Concise Manuals for People and Machines

The process of programming is evolving. The skills required for programmers are also changing. There was a time when I measured my abilities by the number of tools, frameworks, and libraries I knew. The more I knew, the more valuable I seemed. That feeling is gone.

Now, engineering activities are shifting from writing code to describing tasks, validating results, and making corrections. The idea is becoming more important than the source code. Natural language prompts are slowly becoming the fifth-generation programming language.

Writing follows a similar pattern. At the beginning of the writing process, I come up with an idea and actively think, which is enjoyable. At the end, I have the finished product, which is also rewarding. But the middle part—editing, restructuring, formatting, checking references—is tedious. What was once fun has become routine. Experience transforms repetition into craft, and craft can be automated with modern technologies.

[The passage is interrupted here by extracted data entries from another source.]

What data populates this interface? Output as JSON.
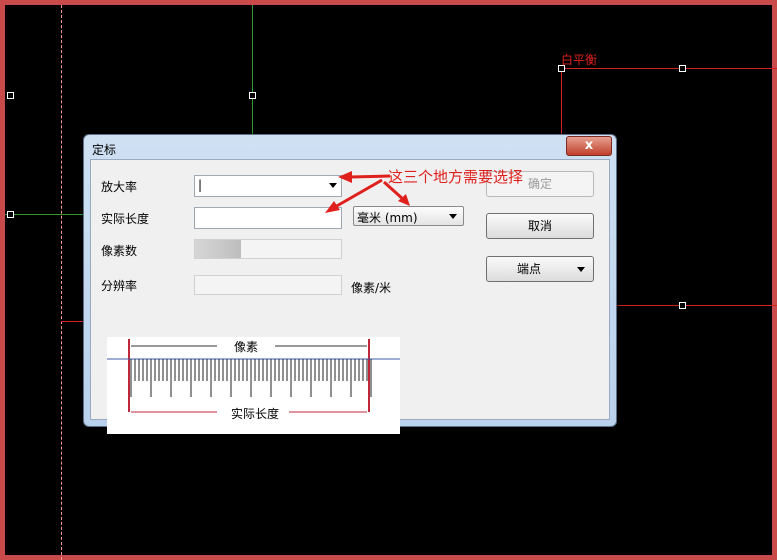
{
  "canvas": {
    "object_label": "白平衡",
    "colors": {
      "background": "#000000",
      "frame": "#c84a4a",
      "green_line": "#2e9a2e",
      "red_line": "#d02020"
    }
  },
  "dialog": {
    "title": "定标",
    "close_glyph": "x",
    "fields": {
      "magnification_label": "放大率",
      "magnification_value": "|",
      "actual_length_label": "实际长度",
      "actual_length_value": "",
      "unit_value": "毫米 (mm)",
      "pixel_count_label": "像素数",
      "resolution_label": "分辨率",
      "resolution_unit": "像素/米"
    },
    "buttons": {
      "ok": "确定",
      "cancel": "取消",
      "endpoint": "端点"
    },
    "diagram": {
      "top_label": "像素",
      "bottom_label": "实际长度"
    },
    "annotation": "这三个地方需要选择"
  }
}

The focus of self-education is shifting from mastering specific tools to enhancing creativity and self-expression. Writing and editing skills—particularly in crafting manuals—are becoming increasingly important. It’s worth learning how to write manuals for machines that, in turn, would produce manuals for me.

After multiple experiments with LLM-based systems, I found that the ability to write clear, concise instructions is becoming a crucial skill. The challenge is achieving a good trade-off between token usage, response quality, and hallucination rate. This requires a systematic approach to documentation.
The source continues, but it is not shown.